Sayyid Abdullah bin Abdul Muthalib, ayah Nabi Muhammad, meninggal dunia pada usia muda. Syekh Nawawi Banten dalam kitab Madarijus Su’ud mencatat perbedaan pendapat mengenai usia wafat Abdullah. Beberapa menyebutkan bahwa beliau wafat pada usia 18 tahun, 25 tahun, 28 tahun, atau bahkan 30 tahun. Para ulama juga berbeda pendapat mengenai usia Nabi Muhammad saat ditinggalkan oleh ayahnya. Ada yang berpendapat bahwa Nabi Muhammad masih dalam kandungan Sayyidah Aminah dengan usia kehamilan enam bulan, sementara yang lain berpendapat bahwa beliau sudah lahir dan berusia dua bulan, tujuh bulan, atau 28 bulan. Pendapat yang paling umum menyatakan bahwa saat Nabi Muhammad ditinggal wafat ayahnya, beliau berusia dua bulan dalam kandungan ibunya.

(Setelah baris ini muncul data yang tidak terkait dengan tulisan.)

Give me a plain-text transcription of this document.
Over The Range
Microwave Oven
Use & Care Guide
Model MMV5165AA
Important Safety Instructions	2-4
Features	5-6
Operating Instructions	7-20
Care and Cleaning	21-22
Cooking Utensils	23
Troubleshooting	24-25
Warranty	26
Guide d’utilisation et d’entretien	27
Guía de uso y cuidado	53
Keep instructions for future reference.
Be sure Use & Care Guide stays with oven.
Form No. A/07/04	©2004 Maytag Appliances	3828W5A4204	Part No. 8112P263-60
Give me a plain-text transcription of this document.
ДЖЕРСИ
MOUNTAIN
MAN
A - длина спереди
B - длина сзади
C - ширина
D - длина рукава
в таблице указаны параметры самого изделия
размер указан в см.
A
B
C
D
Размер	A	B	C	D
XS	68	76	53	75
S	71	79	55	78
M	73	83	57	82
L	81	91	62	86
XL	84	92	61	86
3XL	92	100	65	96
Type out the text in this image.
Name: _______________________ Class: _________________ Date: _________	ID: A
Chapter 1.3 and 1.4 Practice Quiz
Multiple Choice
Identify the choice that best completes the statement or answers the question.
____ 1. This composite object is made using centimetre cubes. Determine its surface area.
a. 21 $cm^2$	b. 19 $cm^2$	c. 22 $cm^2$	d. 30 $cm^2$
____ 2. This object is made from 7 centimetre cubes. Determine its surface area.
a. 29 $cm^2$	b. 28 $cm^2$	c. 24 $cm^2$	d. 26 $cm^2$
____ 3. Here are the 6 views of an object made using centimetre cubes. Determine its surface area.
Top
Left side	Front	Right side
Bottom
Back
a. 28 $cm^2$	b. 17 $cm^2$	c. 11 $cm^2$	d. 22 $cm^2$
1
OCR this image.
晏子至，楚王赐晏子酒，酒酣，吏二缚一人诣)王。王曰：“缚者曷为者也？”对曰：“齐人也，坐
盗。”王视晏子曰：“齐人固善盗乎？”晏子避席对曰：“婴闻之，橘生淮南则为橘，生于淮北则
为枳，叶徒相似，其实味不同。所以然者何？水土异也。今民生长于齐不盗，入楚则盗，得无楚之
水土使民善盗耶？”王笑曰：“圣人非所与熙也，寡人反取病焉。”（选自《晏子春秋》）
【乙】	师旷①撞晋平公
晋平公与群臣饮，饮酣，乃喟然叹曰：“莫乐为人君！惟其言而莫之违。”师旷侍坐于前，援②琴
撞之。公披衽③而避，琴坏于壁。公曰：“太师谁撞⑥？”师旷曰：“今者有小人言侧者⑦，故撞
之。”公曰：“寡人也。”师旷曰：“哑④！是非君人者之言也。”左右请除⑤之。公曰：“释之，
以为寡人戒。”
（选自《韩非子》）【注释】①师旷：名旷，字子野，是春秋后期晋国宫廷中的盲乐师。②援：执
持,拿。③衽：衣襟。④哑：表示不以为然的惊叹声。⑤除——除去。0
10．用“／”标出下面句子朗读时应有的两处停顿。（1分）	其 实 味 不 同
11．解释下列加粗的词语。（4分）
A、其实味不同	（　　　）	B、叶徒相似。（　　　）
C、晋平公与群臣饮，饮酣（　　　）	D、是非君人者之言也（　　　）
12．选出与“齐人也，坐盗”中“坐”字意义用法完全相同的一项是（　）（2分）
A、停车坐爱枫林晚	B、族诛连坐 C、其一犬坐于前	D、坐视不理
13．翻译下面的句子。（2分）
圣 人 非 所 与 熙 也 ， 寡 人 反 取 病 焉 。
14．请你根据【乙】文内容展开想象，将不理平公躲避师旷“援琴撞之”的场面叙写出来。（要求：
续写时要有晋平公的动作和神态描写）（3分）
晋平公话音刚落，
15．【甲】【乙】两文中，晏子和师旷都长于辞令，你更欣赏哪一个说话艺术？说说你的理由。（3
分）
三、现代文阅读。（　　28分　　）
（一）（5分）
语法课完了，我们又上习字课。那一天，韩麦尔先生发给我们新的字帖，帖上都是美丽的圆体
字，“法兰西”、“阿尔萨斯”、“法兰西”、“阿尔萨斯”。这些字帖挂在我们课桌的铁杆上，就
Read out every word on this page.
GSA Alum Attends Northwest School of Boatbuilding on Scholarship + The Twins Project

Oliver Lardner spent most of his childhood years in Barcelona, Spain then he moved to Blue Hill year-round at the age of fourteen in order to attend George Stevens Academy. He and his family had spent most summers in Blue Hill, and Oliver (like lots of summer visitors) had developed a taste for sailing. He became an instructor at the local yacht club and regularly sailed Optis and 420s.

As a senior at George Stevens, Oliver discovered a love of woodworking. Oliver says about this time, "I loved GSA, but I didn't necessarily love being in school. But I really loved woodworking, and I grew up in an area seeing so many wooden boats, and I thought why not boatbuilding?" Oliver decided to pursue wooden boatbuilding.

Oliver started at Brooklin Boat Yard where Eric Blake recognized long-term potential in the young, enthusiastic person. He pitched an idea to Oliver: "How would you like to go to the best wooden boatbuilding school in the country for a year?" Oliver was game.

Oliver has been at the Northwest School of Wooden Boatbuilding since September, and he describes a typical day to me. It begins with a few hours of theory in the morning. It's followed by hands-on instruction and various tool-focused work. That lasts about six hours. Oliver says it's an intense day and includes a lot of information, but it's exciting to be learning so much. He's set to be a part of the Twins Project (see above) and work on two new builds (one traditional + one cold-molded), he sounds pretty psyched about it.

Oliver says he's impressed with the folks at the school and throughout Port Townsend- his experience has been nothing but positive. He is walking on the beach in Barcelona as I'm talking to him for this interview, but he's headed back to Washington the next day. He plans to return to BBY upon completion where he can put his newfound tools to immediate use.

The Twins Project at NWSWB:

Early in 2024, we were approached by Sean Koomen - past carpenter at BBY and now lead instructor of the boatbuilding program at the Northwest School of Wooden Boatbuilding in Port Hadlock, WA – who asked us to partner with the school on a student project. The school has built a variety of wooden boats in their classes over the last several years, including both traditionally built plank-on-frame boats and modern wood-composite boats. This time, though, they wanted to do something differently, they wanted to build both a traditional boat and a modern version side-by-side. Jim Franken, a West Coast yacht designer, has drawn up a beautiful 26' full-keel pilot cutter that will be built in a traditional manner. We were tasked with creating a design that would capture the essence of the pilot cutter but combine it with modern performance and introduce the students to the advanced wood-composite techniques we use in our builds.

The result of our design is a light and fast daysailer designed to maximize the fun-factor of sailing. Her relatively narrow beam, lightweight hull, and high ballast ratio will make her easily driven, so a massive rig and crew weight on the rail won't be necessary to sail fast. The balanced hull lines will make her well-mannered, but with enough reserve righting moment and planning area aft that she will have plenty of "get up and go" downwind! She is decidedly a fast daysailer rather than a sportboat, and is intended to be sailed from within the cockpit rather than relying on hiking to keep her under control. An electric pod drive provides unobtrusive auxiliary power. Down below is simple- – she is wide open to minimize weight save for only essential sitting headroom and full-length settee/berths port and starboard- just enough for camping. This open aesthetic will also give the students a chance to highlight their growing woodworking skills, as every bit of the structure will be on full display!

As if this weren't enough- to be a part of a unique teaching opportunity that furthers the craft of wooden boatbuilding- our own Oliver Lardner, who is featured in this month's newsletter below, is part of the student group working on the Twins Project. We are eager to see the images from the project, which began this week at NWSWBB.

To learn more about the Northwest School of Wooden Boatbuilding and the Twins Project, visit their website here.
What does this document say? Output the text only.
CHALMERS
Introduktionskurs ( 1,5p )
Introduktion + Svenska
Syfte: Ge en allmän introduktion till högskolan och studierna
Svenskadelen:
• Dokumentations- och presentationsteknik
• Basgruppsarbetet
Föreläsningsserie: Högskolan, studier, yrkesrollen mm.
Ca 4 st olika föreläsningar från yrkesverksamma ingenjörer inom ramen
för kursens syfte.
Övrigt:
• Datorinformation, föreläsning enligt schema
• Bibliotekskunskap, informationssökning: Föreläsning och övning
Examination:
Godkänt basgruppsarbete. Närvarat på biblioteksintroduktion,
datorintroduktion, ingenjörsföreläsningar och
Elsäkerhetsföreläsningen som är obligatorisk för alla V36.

Syekh Nawawi mengisahkan bahwa Abdullah mendapat tugas dari ayahnya, Abdul Muthalib, untuk pergi ke Madinah, atau ada juga yang berpendapat ke Gaza, untuk membeli buah-buahan seperti kurma dan anggur yang akan disajikan dalam sebuah acara. Abdullah berangkat bersama rombongan Quraisy yang berniaga. Namun, saat perjalanan pulang ke Makkah, kesehatan Abdullah menurun. Untuk memulihkan stamina, ia memutuskan untuk singgah di rumah salah satu kerabatnya, Bani Addi dari suku Najjariyah, berharap kesehatannya kembali normal. Sementara itu, kafilah yang bersamanya melanjutkan perjalanan pulang ke Makkah.
Namun, Allah memiliki ketentuan lain. Abdullah dirawat oleh Bani Addi selama sebulan tanpa tanda-tanda kesembuhan, bahkan kesehatannya semakin memburuk. Di Makkah, Abdul Muthalib melihat kafilah yang sebelumnya diikuti Abdullah telah tiba, tetapi anak kesayangannya tidak ada di antara mereka. Setelah mencari tahu, Abdul Muthalib mendapati bahwa Abdullah tidak ikut pulang karena sakit dan sedang dirawat oleh keluarga Bani Addi.
Mendengar kabar ini, Abdul Muthalib segera mengutus anak sulungnya, Harits, untuk menjenguk Abdullah. Setibanya di Madinah, Harits sangat terkejut dan sedih mendapati adiknya telah wafat dan dimakamkan di Darut Tababa’ah, atau ada juga yang mengatakan di Al-Abwa. Harits tidak lama tinggal di Madinah karena harus segera kembali ke Makkah untuk menyampaikan kabar duka kepada ayahnya. Saat tiba di Makkah, Abdul Muthalib sangat berduka mendengar kepergian anak tercintanya; air matanya mengalir deras sambil mengucapkan syair:
حبّتي هان كلُّ شيئٍ في نظري * لمّا رحلتم ولم أقضِ بِكم وطري
غِبتم عن العينِ في قلبي لِبُعدكم * نارُ تلهّبِها يغشَى على البصري
لكنْ قضا اللهِ ربّي لا مردّ له * ولا حذارَ لِما يجري على القدر
Artinya, “Kekasihku, segala sesuatu telah hina dalam pandanganku saat engkau menempuh perjalanan dan tidak memenuhi kebutuhanku. Engkau telah hilang dari pandanganku; di hatiku terdapat api yang menyala dan menutupi pandanganku sebab engkau jauh. Tetapi ketentuan Allah tidak bisa dihindari; tidak ada orang yang bisa berlari dari ketetapan-Nya.”
Di balik kesedihan atas wafatnya Abdullah, terdapat hikmah besar yang dipersiapkan Allah untuk Nabi Muhammad, yaitu kemandirian dan ketergantungan kepada Allah, bukan kepada manusia. Ulama hikmah mengungkapkan sebuah syair:
أخذ الإله أبا الرسول و لم يزل * برسوله الفرد اليتيم رحيما
نفسي الفداء لمفرد في يتمه * و الدّر أحسن ما يكون يتيما
Artinya, “Allah telah mengambil ayah Rasulullah; dalam kesendiriannya yang menjadi yatim, Rasulullah selalu berada dalam kasih sayang-Nya. Jiwaku menjadi tebusan untuk orang yang sendiri dalam ke-yatim-an; dan seindah-indahnya mutiara adalah menjadi yatim.” Wallahu A’lam.